Se você leu até aqui, mais uma advertência: o post também não é sobre o Schumacher! Mas, pra fazer meu ponto, será que toda a vida do cara fica invalidada por algumas pisadas na bola? Não. Ele não é santo. Mas também está longe de ser um demônio.
E, agora, chego ao que realmente queria dizer. Tenho tido a impressão de que a grande “família azul”, como alguns gostam de chamar, se divide entre os que acham o autismo uma bênção e os que acham uma maldição. Os que dizem que autismo é só um jeitinho diferente de ser e os que acreditam que é doença e precisa de cura. Será que o autismo tem que ser totalmente bom ou totalmente ruim?
Li, ano passado, um texto em que uma mãe dizia algo como “se alguém diz que autismo é bênção está mentindo” (ou se enganando, ou algo assim). Será que estamos falando de algo que alcançou a escala 100% de negritude no nosso pantone?
Vamos lá…descobrir o autismo do meu filho foi a maior dor da minha vida? SIM. Perder o filho idealizado doeu na alma? SIM. Ter medo pelo futuro do meu filho e ver alguns planos irem por água abaixo é muito difícil? SIM. Ter que, praticamente, fazer jiu-jitsu pra conseguir colocar um sapato novo nele é terrível? SIM. Mas… Sou uma pessoa melhor depois de tudo isso? SIM. Aprendi a ser feliz com menos? SIM. Aprendi a comemorar o que muita gente nem percebe? SIM. Aprendi a ver a vida por outro ângulo? SIM. Transformei tudo isso em uma forma de ajudar as pessoas? SIM. Então, como eu posso negar que o autismo, em certos aspectos, foi uma bênção na minha vida?

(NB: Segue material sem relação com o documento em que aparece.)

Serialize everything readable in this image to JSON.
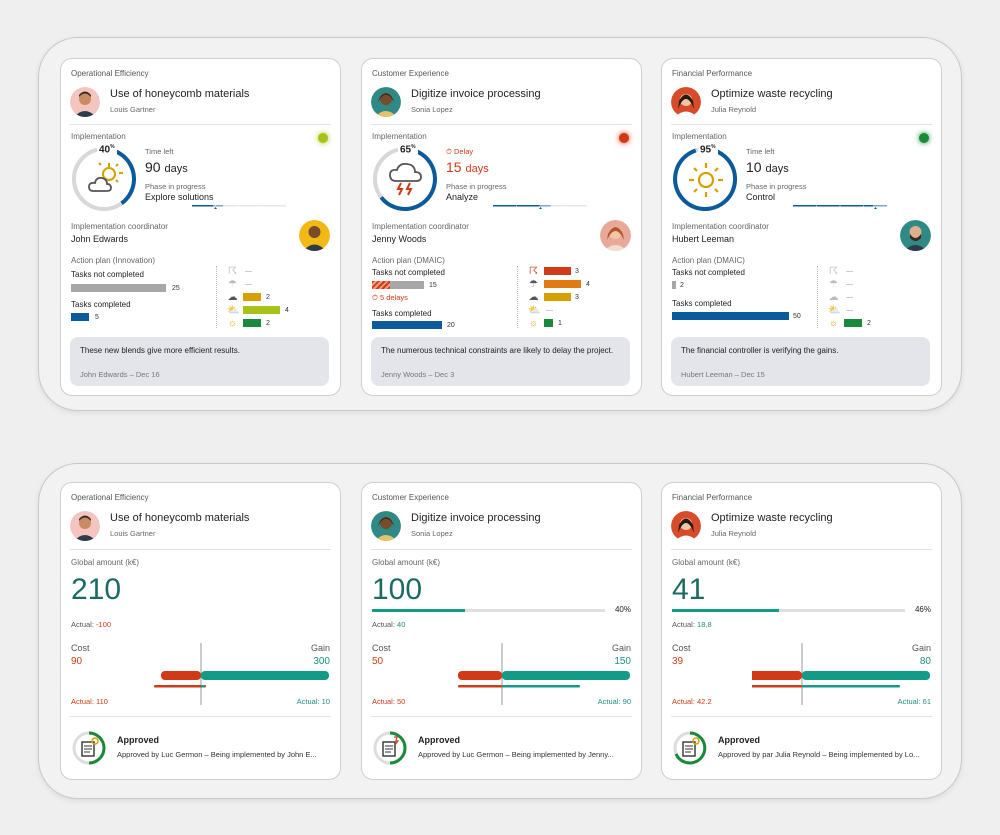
{
  "colors": {
    "blue": "#0a5a9c",
    "green": "#149b88",
    "red": "#d03a17",
    "gray": "#a7a7a7",
    "lime": "#a8c21a",
    "orange": "#e07b14",
    "yellow": "#d6a000",
    "darkgreen": "#1a8a3a"
  },
  "top": [
    {
      "category": "Operational Efficiency",
      "title": "Use of honeycomb materials",
      "owner": "Louis Gartner",
      "impl_label": "Implementation",
      "status_color": "#a8c21a",
      "percent": 40,
      "pct_label": "40",
      "time_label": "Time left",
      "time_value": "90",
      "time_unit": "days",
      "delay_label": "",
      "phase_label": "Phase in progress",
      "phase_value": "Explore solutions",
      "coord_label": "Implementation coordinator",
      "coord_name": "John Edwards",
      "plan_label": "Action plan (Innovation)",
      "tnc_label": "Tasks not completed",
      "tnc_value": "25",
      "delays_label": "",
      "tc_label": "Tasks completed",
      "tc_value": "5",
      "weather": [
        {
          "v": "—"
        },
        {
          "v": "—"
        },
        {
          "v": "2"
        },
        {
          "v": "4"
        },
        {
          "v": "2"
        }
      ],
      "note_text": "These new blends give more efficient results.",
      "note_by": "John Edwards – Dec 16"
    },
    {
      "category": "Customer Experience",
      "title": "Digitize invoice processing",
      "owner": "Sonia Lopez",
      "impl_label": "Implementation",
      "status_color": "#d03a17",
      "percent": 65,
      "pct_label": "65",
      "time_label": "Delay",
      "time_value": "15",
      "time_unit": "days",
      "delay_label": "5 delays",
      "phase_label": "Phase in progress",
      "phase_value": "Analyze",
      "coord_label": "Implementation coordinator",
      "coord_name": "Jenny Woods",
      "plan_label": "Action plan (DMAIC)",
      "tnc_label": "Tasks not completed",
      "tnc_value": "15",
      "tc_label": "Tasks completed",
      "tc_value": "20",
      "weather": [
        {
          "v": "3"
        },
        {
          "v": "4"
        },
        {
          "v": "3"
        },
        {
          "v": "—"
        },
        {
          "v": "1"
        }
      ],
      "note_text": "The numerous technical constraints are likely to delay the project.",
      "note_by": "Jenny Woods – Dec 3"
    },
    {
      "category": "Financial Performance",
      "title": "Optimize waste recycling",
      "owner": "Julia Reynold",
      "impl_label": "Implementation",
      "status_color": "#1a8a3a",
      "percent": 95,
      "pct_label": "95",
      "time_label": "Time left",
      "time_value": "10",
      "time_unit": "days",
      "delay_label": "",
      "phase_label": "Phase in progress",
      "phase_value": "Control",
      "coord_label": "Implementation coordinator",
      "coord_name": "Hubert Leeman",
      "plan_label": "Action plan (DMAIC)",
      "tnc_label": "Tasks not completed",
      "tnc_value": "2",
      "tc_label": "Tasks completed",
      "tc_value": "50",
      "weather": [
        {
          "v": "—"
        },
        {
          "v": "—"
        },
        {
          "v": "—"
        },
        {
          "v": "—"
        },
        {
          "v": "2"
        }
      ],
      "note_text": "The financial controller is verifying the gains.",
      "note_by": "Hubert Leeman – Dec 15"
    }
  ],
  "bottom": [
    {
      "category": "Operational Efficiency",
      "title": "Use of honeycomb materials",
      "owner": "Louis Gartner",
      "amount_label": "Global amount (k€)",
      "amount": "210",
      "progress_pct": "",
      "progress": 0,
      "actual_label": "Actual:",
      "actual_value": "-100",
      "cost_label": "Cost",
      "cost_value": "90",
      "gain_label": "Gain",
      "gain_value": "300",
      "actual_cost": "Actual: 110",
      "actual_gain": "Actual: 10",
      "approved_label": "Approved",
      "approved_text": "Approved by Luc Germon – Being implemented by John E..."
    },
    {
      "category": "Customer Experience",
      "title": "Digitize invoice processing",
      "owner": "Sonia Lopez",
      "amount_label": "Global amount (k€)",
      "amount": "100",
      "progress_pct": "40%",
      "progress": 0.4,
      "actual_label": "Actual:",
      "actual_value": "40",
      "cost_label": "Cost",
      "cost_value": "50",
      "gain_label": "Gain",
      "gain_value": "150",
      "actual_cost": "Actual: 50",
      "actual_gain": "Actual: 90",
      "approved_label": "Approved",
      "approved_text": "Approved by Luc Germon – Being implemented by Jenny..."
    },
    {
      "category": "Financial Performance",
      "title": "Optimize waste recycling",
      "owner": "Julia Reynold",
      "amount_label": "Global amount (k€)",
      "amount": "41",
      "progress_pct": "46%",
      "progress": 0.46,
      "actual_label": "Actual:",
      "actual_value": "18,8",
      "cost_label": "Cost",
      "cost_value": "39",
      "gain_label": "Gain",
      "gain_value": "80",
      "actual_cost": "Actual: 42.2",
      "actual_gain": "Actual: 61",
      "approved_label": "Approved",
      "approved_text": "Approved by par Julia Reynold – Being implemented by Lo..."
    }
  ]
}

De qualquer forma, tem dias em que o pantone puxa pro lado mais escuro. Tem dias em que tudo é cinza clarinho. Até passei a concordar com quem fala em “autismos”. Não existe um padrão!
Um pai de um autista leve com inteligência acima da média, naturalmente, vai enxergar mais os tons claros. Uma mãe de autista severo que ainda usa fraldas aos 25 anos de idade, se agride e agride os outros, tende a ver os tons mais escuros.
Maniqueísmo não é legal. Se enxergarmos o autismo somente como algo ruim, como uma maldição, não teremos esperança, não seremos felizes, não teremos forças nem para enxergar as potencialidades de nossos filhos gritando, ali, na nossa frente. Não veremos o filho por trás do autismo, e isso é bem grave.
Se o virmos somente como algo maravilhoso 100% do tempo, podemos fechar os olhos para algumas dificuldades de nossos filhos e para as necessidades de tantos outros filhos por aí. Podemos soar, pra muita gente, arrogantes e fora da realidade. É sempre bom lembrar: entre o preto e o branco, existem diversos tons de cinza.